THE Australian wool market continued to strengthen in the past the week as lower volumes at sales forced buyers to increase activity to feed early stage processing machinery. Prices rose despite the stronger local currency with the Australian dollar increasing from its low of US75.85c early last week to a high of US77.25c on Wednesday night. Consequently the EMI rose by 13c in local terms, but a significantly higher 29c in US dollar.
The superfine wool types all rose steadily, but the strongest rises were seen in the medium Merino types as buyers sought quantity to keep mill machinery turning. The medium Merino categories increased by as much as 30c as did the skirting types and cardings being used mainly for knitwear production. Crossbred wools failed to generate the same enthusiasm and closed the week more or less unchanged.
The northern market indicator closed on 1372c, up 13c. The 17 micron indicator closed on 1661c, 18 micron 1650c, 19 micron 1572c, 20 micron 1466c, 21 micron 1414c, 22 micron 1395c, 28 micron 746c, and 30 micron 609c.
Currency movements often play a large part in the wool market direction over the short term, with many buying limits being provided to an exporter in US dollars and only converted as lots are purchased or at the end of a sale day. For much of 2015 the wool market was supported by a lower exchange rate – at least in terms of prices received by Australian woolgrowers – and to date 2016 has not provided the same benefit. Since July the currency has been trading in a range of more or less 75c-77c and firmer commodity prices have prevented the Aussie from falling further despite the strengthening value of the US dollar.
Some economists are now talking more often about the local currency breaking out of this range to the downside, which will be beneficial again for local wool prices. Westpac chief economist Bill Evans recently outlined the case for the Australian dollar/US dollar to finish the current year buying 74c and to fall further towards 68c by the end of 2017. His view based on interest rate differentials between Australia and the US, as well as some of the sting coming out of global commodity prices is not too far fetched.
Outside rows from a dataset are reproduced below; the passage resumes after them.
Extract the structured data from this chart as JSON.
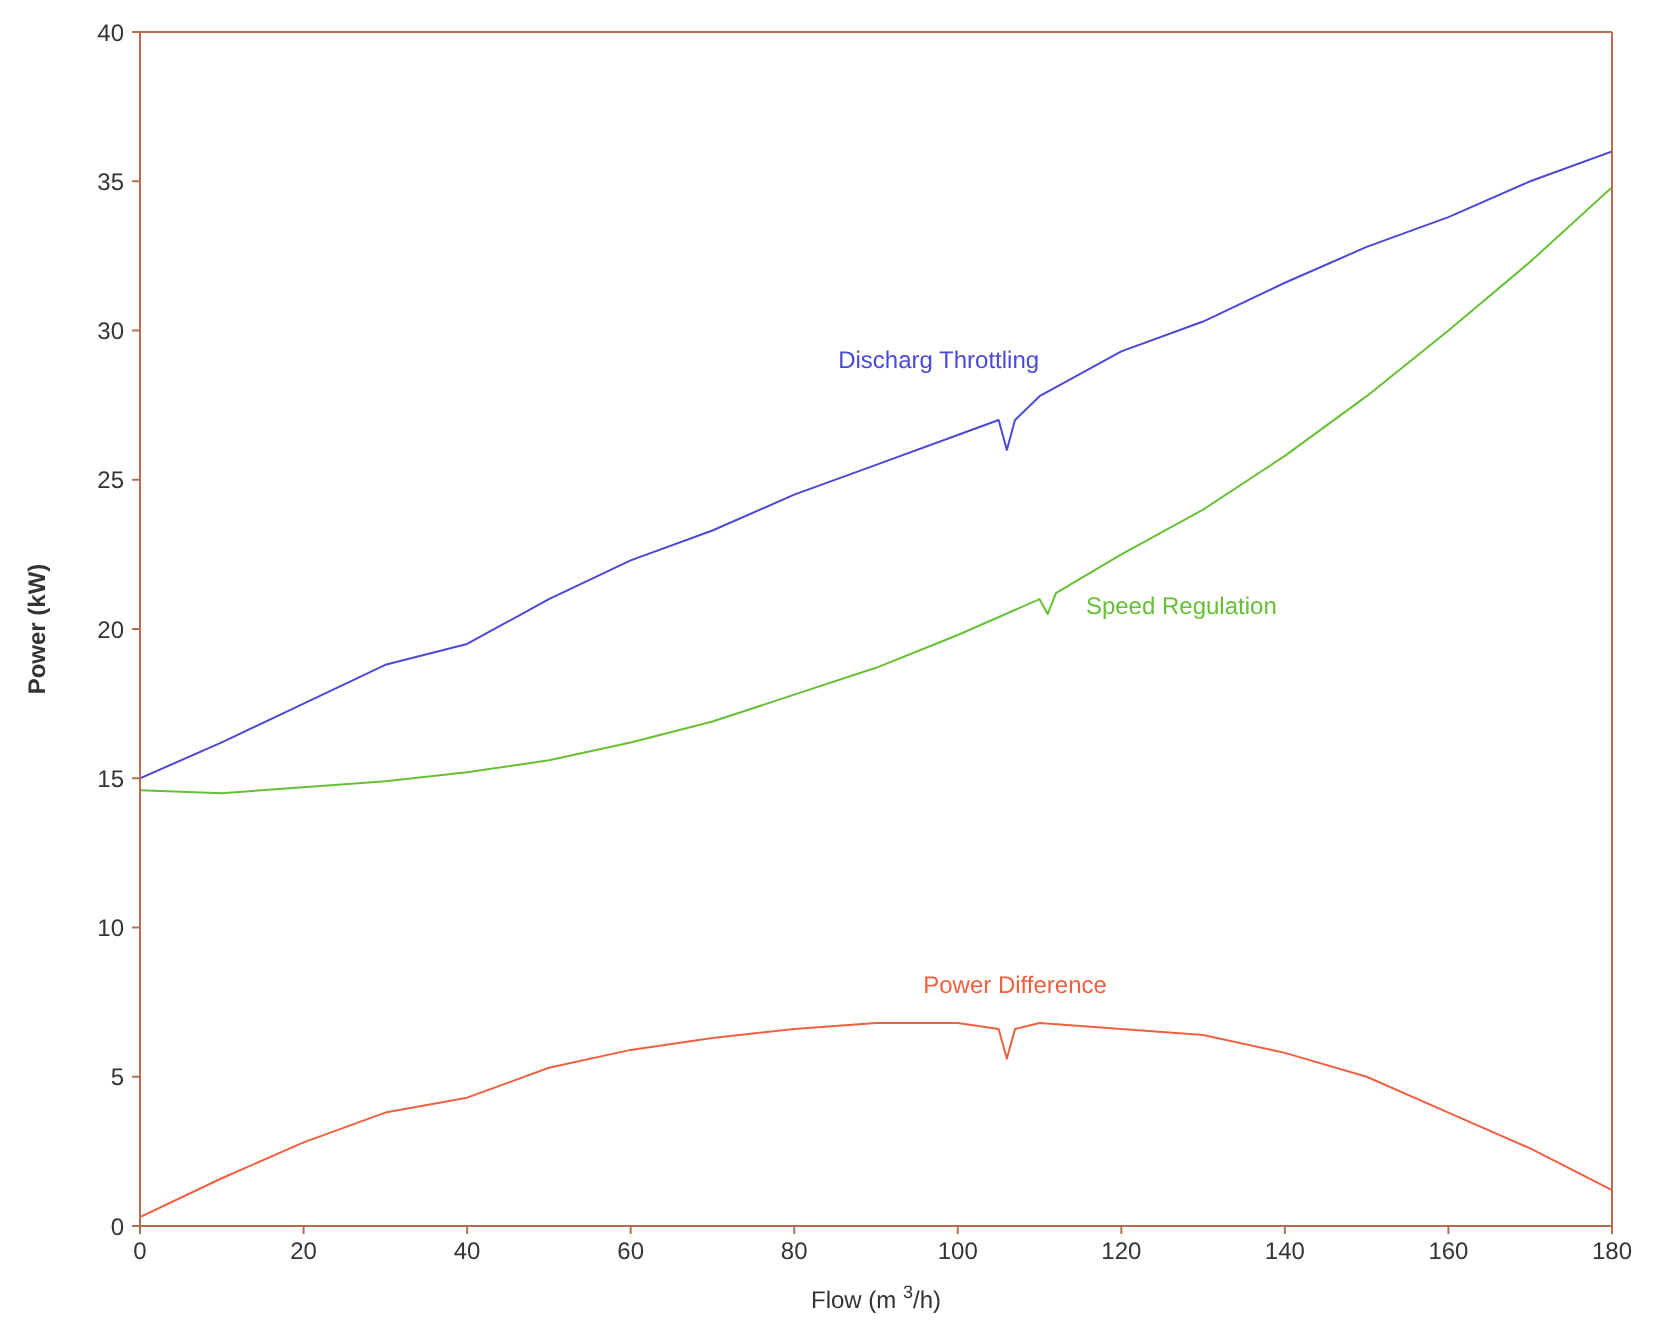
{
  "chart_data": {
    "type": "line",
    "xlabel": "Flow (m $^{3}$/h)",
    "ylabel": "Power (kW)",
    "xlim": [
      0,
      180
    ],
    "ylim": [
      0,
      40
    ],
    "xticks": [
      0,
      20,
      40,
      60,
      80,
      100,
      120,
      140,
      160,
      180
    ],
    "yticks": [
      0,
      5,
      10,
      15,
      20,
      25,
      30,
      35,
      40
    ],
    "legend": false,
    "marker": "none",
    "line_style": "solid",
    "series": [
      {
        "name": "Discharg Throttling",
        "color": "#4a4ad8",
        "x": [
          0,
          10,
          20,
          30,
          40,
          50,
          60,
          70,
          80,
          90,
          100,
          105,
          106,
          107,
          110,
          120,
          130,
          140,
          150,
          160,
          170,
          180
        ],
        "values": [
          15.0,
          16.2,
          17.5,
          18.8,
          19.5,
          21,
          22.3,
          23.3,
          24.5,
          25.5,
          26.5,
          27,
          26,
          27,
          27.8,
          29.3,
          30.3,
          31.6,
          32.8,
          33.8,
          35,
          36
        ]
      },
      {
        "name": "Speed Regulation",
        "color": "#66c033",
        "x": [
          0,
          10,
          20,
          30,
          40,
          50,
          60,
          70,
          80,
          90,
          100,
          110,
          111,
          112,
          120,
          130,
          140,
          150,
          160,
          170,
          180
        ],
        "values": [
          14.6,
          14.5,
          14.7,
          14.9,
          15.2,
          15.6,
          16.2,
          16.9,
          17.8,
          18.7,
          19.8,
          21,
          20.5,
          21.2,
          22.5,
          24,
          25.8,
          27.8,
          30,
          32.3,
          34.8
        ]
      },
      {
        "name": "Power Difference",
        "color": "#f06040",
        "x": [
          0,
          10,
          20,
          30,
          40,
          50,
          60,
          70,
          80,
          90,
          100,
          105,
          106,
          107,
          110,
          120,
          130,
          140,
          150,
          160,
          170,
          180
        ],
        "values": [
          0.3,
          1.6,
          2.8,
          3.8,
          4.3,
          5.3,
          5.9,
          6.3,
          6.6,
          6.8,
          6.8,
          6.6,
          5.6,
          6.6,
          6.8,
          6.6,
          6.4,
          5.8,
          5,
          3.8,
          2.6,
          1.2
        ]
      }
    ]
  }
}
With this weeks employment data showing the Australian economy continuing to underperform, and an interest rate in the US all but locked in for December the interest rate differential will certainly become negligible in the near future. How commodity prices fair over the longer term is a much more difficult forecast to make. So much depends on the world’s engine rooms of China and India and their demand for locally consumed and exported products.
The surge in extra capacity for production and export of iron ore et cetera would appear to have peaked following the frenetic expansion phase, but concerns linger about whether the recent price rises in coal, and to a lesser degree iron ore will be maintained. On the oil front, the alliance of OPEC and Mr Putin is helping to increase the base price, but such a marriage is considered tenuous in the current global environment.
Commodity concerns aside, the world economy appears to be relatively stable and growing albeit slowly. Consumer activity remains the missing link if wool prices are to continue their upward movement. Superfine types have broken through resistance levels on the technical charts, and are looking strong. Although 16.5 to 18 micron types are all bunched together at present they are moving together and the price premium over the medium merino wools is now the largest it has been for five years.
The medium micron types still need to break through resistance on the charts, which for 21 micron is another 30c higher. Should the momentum carry it through this level a strong uptrend will develop with the first stop at the previous peak of 1500c. However, demand at present is coming mainly from exporters and topmakers buying just to replenish stocks. Spinners and weavers in some cases have sufficient stock for a while, or are satisfied to continue buying small volumes on a hand-to-mouth basis which is preventing those further back along the chain to develop longer term buying and processing plans.
The next three weeks will be interesting, not only to rid the world of the US presidential circus, but also to ascertain consumer activity at a retail level in the lead up to Christmas. This will set the scene for wool prices in the first half of 2107 that at present look promising, but need a boost from the end of the pipeline to improve confidence.
Superfine: Multiple buyers always improve auction results, and this is certainly evident in the superfine segment at the moment, with the usual European houses being pursued or challenged by several other interests. Now that the superfine types have broken the long-term price connection with medium wools and seasonal conditions support a reduction in supply for the coming season the price outlook is much more favourable than at any time in the previous few years.
Medium Merino: The wool trade remains optimistic but there is a question mark being drawn (in pencil only) about the New Year. Wool futures market prices are taking a step down into 2017 at present, purely based on confidence, or a lack thereof as buyers wait for some more certainty. It will not take a lot to restore confidence and if the market is able to hold current levels with the next two-week relatively large offerings that should be enough for things to get moving again.
Crossbreds: Some signs of life appeared in the NZ market this week with carpet wools finding good support. Australian crossbred wool generally goes into a different end use as apparel and supply of this type is currently plentiful. A quick dramatic cold snap would see sweaters and coats walking off the shelf and something like this may be necessary for the industry to acknowledge the relative price imbalance at present.
- Bruce McLeish is Elders northern wool manager.